Many people are familiar with the Myers-Briggs personality typology. (If you are not, here’s an easy introduction to the concept.) My personality type, which has remained fairly consistent over 20+ years of periodic assessments is INFP – which stands for introverted, intuitive, feeling, and perceiving. INFPs often feel a bit odd, resulting in part from the fact that only roughly 1-4% of the adult population assesses as this type. My type has been described as “passionately concerned with personal growth and development”; we may present a “calm and serene face to the world, and can seem shy, even distant around others. But inside they’re anything but serene…”. And this: “The INFP needs to work on balancing their high ideals with the requirements of every day living. Without resolving this conflict, they will never be happy with themselves, and they may become confused and paralyzed about what to do with their lives.” (read one full description of the INFP here.)
Do I really need to ask those of you who know me whether any of this is ringing a bell? I have heard many variations on the comment “Is there ever a time when you aren’t thinking?”, most recently when my friend Molly said, “I just don’t think deeply about these things like you do. I’m more practical, and go right to how to fix it.” (I’m paraphrasing Molly, apologies if I didn’t get the tone right – she was complimenting me!)
INFPs are idealists, and among the four types of idealists, they are categorized as “healers”. The problem with being in relentless pursuit of personal growth and development is that the INFP’s gaze – I mean MY gaze – is so often turned inward that we forget it is our mission to help others heal. I forget that I am my best self when I am turning an empathetic and loving gaze outward, rather than the more frequent self-critical (and inward-directed) navel-gaze.
This discussion of my “type” is all prologue to the heart of what I want to share today.
Two weeks ago I made what was intended to be a low-key trip back to Iowa to visit friends. I didn’t call everyone I know and make a bunch of advance plans for get-togethers. Instead, once in town I contacted people one at a time, setting up coffee or breakfast dates. These past months of major transition in my life have included so many great group activities, contrasted with long periods of aloneness, that I was craving deep conversation and one-on-one reconnections with dear friends.
As often as I have, in recent years, received exactly the thing I most needed, one would think I’d have learned to trust this life process. But I haven’t. It invariably surprises me each time. Throughout the weekend, my friends offered me the gift I most needed – the gift of their own questions, pain, struggles.

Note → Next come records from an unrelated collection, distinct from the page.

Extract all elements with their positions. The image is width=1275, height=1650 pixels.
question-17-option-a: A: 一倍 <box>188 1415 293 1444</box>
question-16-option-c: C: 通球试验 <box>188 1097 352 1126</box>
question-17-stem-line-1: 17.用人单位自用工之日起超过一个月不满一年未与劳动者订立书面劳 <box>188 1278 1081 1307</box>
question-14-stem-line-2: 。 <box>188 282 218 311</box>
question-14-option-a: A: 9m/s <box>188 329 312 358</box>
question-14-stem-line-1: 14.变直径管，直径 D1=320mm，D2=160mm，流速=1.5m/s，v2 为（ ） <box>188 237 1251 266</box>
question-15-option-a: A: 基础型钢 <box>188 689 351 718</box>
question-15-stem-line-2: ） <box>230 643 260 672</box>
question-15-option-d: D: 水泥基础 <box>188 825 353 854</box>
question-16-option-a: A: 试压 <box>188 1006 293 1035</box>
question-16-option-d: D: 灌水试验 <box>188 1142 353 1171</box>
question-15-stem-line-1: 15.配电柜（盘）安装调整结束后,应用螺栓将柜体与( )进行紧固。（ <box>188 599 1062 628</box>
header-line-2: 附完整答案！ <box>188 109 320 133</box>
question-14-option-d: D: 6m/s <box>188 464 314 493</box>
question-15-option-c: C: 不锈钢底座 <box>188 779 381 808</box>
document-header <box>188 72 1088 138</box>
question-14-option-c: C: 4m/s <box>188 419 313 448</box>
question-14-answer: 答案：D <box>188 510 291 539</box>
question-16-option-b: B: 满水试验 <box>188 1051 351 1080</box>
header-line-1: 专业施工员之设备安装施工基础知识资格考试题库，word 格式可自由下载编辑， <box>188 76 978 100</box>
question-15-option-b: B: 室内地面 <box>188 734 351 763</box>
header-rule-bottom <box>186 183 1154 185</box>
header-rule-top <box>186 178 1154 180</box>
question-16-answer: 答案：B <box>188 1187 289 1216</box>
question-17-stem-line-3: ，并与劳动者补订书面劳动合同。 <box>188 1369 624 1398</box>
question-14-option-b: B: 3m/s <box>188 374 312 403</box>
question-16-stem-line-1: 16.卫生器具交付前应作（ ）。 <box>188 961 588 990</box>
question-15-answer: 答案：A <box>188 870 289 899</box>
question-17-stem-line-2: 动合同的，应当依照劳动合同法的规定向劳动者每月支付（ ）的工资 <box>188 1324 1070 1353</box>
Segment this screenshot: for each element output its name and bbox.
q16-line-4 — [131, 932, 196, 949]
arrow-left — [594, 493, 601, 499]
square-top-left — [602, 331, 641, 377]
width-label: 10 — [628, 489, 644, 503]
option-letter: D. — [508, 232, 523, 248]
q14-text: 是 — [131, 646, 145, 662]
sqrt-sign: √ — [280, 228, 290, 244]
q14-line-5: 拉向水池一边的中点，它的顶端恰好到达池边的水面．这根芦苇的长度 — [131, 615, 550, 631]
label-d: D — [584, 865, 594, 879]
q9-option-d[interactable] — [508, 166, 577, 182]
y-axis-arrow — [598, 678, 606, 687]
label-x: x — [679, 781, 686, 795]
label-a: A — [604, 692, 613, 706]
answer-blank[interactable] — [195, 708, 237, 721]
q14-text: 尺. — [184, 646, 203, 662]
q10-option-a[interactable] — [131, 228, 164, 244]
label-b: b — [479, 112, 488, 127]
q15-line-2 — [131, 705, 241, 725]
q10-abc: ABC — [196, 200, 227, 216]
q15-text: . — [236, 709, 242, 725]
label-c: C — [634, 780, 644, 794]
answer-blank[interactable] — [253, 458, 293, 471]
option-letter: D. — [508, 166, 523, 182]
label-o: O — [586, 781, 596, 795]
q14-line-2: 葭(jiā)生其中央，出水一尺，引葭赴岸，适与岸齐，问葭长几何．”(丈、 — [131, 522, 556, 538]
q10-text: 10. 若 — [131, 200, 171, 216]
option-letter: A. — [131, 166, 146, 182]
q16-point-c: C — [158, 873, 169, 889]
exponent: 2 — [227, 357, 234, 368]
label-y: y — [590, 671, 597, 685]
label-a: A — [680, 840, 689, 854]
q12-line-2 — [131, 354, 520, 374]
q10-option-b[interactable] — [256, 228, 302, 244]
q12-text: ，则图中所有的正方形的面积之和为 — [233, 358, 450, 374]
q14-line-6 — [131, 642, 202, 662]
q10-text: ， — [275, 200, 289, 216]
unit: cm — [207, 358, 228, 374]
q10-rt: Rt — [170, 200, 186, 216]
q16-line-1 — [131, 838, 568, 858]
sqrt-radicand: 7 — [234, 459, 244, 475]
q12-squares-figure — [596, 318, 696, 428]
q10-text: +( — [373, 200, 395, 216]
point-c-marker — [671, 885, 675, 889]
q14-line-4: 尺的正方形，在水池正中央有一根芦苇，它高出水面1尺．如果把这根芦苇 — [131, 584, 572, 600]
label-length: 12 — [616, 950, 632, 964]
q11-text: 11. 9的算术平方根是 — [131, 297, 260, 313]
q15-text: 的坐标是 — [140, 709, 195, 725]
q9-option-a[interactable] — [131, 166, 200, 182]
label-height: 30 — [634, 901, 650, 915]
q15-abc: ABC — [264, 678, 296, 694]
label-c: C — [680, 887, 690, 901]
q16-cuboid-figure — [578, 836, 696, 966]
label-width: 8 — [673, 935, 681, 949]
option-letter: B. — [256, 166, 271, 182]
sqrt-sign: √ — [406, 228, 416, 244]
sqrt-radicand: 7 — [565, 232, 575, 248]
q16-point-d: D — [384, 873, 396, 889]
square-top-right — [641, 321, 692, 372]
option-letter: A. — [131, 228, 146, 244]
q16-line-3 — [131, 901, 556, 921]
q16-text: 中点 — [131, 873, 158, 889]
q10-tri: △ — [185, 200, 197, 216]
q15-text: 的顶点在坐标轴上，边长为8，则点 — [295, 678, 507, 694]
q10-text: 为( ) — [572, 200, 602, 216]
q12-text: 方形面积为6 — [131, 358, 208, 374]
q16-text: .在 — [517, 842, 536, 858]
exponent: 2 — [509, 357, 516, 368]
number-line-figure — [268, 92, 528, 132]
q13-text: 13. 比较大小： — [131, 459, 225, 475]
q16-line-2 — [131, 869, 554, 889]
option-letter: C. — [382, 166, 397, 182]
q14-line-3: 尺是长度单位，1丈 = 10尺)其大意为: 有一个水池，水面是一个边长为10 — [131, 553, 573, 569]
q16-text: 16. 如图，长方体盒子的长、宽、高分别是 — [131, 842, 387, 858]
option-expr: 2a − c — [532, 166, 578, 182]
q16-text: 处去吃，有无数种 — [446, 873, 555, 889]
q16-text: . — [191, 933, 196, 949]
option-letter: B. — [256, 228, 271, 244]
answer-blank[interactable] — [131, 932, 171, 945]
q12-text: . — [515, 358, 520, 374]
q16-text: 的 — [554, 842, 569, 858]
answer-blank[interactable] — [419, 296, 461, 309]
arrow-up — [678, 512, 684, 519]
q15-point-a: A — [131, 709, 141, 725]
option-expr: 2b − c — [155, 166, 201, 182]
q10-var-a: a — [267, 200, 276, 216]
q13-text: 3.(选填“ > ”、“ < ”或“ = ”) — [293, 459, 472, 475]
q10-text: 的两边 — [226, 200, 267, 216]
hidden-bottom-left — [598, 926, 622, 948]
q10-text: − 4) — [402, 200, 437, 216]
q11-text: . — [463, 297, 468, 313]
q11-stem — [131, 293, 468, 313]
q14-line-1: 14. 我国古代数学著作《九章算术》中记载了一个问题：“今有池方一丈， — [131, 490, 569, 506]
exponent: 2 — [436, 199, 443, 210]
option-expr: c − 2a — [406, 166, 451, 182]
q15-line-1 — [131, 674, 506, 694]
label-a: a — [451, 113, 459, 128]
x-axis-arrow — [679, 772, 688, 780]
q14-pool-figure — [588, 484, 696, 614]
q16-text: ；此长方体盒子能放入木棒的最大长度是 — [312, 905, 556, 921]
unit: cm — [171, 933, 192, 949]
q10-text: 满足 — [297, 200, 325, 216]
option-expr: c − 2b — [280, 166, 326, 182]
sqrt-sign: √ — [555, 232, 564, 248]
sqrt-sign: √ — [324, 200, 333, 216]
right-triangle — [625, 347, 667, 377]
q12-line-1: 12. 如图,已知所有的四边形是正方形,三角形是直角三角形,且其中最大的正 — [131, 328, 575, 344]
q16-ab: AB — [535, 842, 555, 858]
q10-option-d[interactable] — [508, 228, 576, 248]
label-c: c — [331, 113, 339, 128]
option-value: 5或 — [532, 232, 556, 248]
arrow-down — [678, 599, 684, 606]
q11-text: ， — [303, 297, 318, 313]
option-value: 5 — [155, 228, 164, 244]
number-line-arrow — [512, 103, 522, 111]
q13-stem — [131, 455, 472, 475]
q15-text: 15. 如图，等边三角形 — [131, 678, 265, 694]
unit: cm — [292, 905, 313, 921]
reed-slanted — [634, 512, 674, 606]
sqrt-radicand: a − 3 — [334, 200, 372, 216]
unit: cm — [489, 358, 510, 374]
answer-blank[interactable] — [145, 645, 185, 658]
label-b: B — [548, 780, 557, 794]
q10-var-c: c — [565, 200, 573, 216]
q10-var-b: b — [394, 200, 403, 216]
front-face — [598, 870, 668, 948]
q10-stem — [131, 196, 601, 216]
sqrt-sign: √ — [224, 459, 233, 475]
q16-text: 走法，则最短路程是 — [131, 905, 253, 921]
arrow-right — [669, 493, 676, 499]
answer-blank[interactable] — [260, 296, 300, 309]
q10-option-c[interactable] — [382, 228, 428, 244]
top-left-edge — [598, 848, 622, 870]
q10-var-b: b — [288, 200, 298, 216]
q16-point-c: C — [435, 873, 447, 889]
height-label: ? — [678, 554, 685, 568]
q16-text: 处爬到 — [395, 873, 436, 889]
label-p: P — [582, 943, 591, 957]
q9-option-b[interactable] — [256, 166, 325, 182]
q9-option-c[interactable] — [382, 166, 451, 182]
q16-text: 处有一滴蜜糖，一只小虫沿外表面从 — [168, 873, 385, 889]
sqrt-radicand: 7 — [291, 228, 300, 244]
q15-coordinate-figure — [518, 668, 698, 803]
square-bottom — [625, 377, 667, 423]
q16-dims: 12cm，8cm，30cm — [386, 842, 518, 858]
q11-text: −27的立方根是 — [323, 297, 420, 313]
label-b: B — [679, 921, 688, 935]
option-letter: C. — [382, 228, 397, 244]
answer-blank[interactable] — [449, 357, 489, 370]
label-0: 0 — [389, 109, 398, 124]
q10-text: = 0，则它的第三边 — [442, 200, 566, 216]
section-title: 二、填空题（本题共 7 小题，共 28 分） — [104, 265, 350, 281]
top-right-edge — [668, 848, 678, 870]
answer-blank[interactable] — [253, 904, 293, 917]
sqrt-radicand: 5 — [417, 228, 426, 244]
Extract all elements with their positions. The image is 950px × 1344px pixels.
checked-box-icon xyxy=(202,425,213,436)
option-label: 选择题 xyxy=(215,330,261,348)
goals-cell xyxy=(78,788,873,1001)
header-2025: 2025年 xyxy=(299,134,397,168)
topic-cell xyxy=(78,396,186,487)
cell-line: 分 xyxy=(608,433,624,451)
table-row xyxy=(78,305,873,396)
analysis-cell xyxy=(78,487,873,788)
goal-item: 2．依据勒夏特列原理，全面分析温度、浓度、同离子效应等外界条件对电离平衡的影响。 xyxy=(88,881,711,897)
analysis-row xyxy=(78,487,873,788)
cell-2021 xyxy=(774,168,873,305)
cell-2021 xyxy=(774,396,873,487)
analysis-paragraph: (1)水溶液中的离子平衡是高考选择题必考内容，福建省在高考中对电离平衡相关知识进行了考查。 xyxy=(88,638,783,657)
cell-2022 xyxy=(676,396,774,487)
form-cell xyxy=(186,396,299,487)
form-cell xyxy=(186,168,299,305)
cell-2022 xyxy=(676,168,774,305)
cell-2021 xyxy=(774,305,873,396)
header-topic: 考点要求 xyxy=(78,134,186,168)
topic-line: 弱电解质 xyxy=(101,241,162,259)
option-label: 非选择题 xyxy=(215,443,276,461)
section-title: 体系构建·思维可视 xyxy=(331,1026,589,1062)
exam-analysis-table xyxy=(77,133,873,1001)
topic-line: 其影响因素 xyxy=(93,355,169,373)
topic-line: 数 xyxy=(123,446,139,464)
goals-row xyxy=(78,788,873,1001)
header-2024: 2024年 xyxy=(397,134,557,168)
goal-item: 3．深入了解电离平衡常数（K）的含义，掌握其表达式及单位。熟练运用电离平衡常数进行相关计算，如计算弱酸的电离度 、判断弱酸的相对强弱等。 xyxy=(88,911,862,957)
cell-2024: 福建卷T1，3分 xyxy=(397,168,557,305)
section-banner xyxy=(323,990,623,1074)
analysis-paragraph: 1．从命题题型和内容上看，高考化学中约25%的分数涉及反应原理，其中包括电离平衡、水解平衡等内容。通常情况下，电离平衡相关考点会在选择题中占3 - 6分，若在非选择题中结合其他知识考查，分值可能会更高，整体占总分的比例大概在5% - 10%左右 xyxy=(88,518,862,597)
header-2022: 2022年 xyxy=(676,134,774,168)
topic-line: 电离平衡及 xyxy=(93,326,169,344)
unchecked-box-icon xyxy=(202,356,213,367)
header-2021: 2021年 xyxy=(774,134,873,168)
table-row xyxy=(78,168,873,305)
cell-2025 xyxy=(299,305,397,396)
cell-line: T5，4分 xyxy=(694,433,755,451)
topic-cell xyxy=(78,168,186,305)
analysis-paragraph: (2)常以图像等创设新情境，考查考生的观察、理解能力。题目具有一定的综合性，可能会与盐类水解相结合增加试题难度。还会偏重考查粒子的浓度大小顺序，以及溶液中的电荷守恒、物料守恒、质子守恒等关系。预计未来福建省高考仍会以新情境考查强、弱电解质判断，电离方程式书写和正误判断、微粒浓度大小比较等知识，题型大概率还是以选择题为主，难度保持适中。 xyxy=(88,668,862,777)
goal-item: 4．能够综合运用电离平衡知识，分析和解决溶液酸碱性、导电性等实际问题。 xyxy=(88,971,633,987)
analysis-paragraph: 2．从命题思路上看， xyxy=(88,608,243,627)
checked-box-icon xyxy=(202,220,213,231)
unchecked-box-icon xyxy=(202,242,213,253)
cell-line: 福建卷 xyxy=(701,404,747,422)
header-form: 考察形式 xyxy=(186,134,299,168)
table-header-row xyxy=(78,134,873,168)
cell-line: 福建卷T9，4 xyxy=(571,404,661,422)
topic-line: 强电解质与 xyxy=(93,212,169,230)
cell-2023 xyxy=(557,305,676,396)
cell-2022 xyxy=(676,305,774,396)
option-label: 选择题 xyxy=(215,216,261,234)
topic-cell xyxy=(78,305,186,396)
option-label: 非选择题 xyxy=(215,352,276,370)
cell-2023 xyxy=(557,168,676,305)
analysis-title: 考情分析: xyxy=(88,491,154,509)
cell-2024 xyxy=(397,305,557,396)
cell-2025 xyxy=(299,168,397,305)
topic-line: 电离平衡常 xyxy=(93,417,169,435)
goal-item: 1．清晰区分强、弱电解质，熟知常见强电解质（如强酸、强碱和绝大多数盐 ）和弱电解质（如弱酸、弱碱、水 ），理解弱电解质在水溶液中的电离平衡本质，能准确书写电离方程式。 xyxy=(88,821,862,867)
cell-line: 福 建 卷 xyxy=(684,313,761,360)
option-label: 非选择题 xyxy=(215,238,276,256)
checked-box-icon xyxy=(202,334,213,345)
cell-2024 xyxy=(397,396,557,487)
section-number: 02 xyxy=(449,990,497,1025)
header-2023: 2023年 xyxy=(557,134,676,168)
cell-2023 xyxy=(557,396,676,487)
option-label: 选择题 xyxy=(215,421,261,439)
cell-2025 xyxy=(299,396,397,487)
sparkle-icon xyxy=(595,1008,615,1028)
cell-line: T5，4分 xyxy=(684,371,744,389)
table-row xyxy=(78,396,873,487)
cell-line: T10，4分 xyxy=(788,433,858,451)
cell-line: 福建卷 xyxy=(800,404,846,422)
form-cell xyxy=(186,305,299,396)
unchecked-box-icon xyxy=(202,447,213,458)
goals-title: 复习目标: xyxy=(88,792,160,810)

The gift of saying (figuratively, not literally), “But enough about you, I’m ready to talk about me.” When friends trust us to take in their difficult emotions and return a commensurate depth of regard, to take their trust and return love in its place, it is an immeasurable grace. Denise Levertov expresses this so beautifully in her poem, “Gift”:
Just when you seem to yourself
nothing but a flimsy web
of questions, you are given
the questions of others to hold
in the emptiness of your hands,
songbird eggs that can still hatch
if you keep them warm,
butterflies opening and closing themselves
in your cupped palms, trusting you not to injure
their scintillant fur, their dust.
You are given the questions of others
as if they were answers
to all you ask. Yes, perhaps
this gift is your answer.
If there is a gift and a lesson in the beauty of my friends choosing to trust me with their questions, part of the lesson is this: that my deep questions and broken places are also a gift to share. Not my angst-y whining about “what am I going to do?”, but the truth that lies beneath that – the hurts and cracks that I rarely choose to share (it’s so much more convenient to pretend that the surface concerns are the real issues, isn’t it?).
Saturday, I did my best to offer that gift to another friend. I found it so incredibly hard – I put my sunglasses on in a dark coffee shop so I didn’t have to make eye-contact, for crying out loud. I did a horrible job of expressing what I was feeling, but my friend did a good job of listening. And he directly stated the action I need to practice: “You have to open up and make yourself vulnerable if you expect me to know what you’re feeling.” True words for all of us at those times when we feel lost or misunderstood.
I want to thank the people in my life who offer me the gift of their neediness, their hurts and their questions. I understand how difficult it is to see that as a gift you give rather than as a burden you drop on an “unsuspecting friend.” But I know it is a gift because of how much it means to receive it. This alone should be enough to remind us to pass the same gift on to others, though it often isn’t. Allowing ourselves to be vulnerable is not just a way of opening to our own growth and insight. It is also a way of helping those we love stretch their capacity for empathy and compassion, to take on the role of healer and give up (for a time) the incessant self-absorption endemic to our days.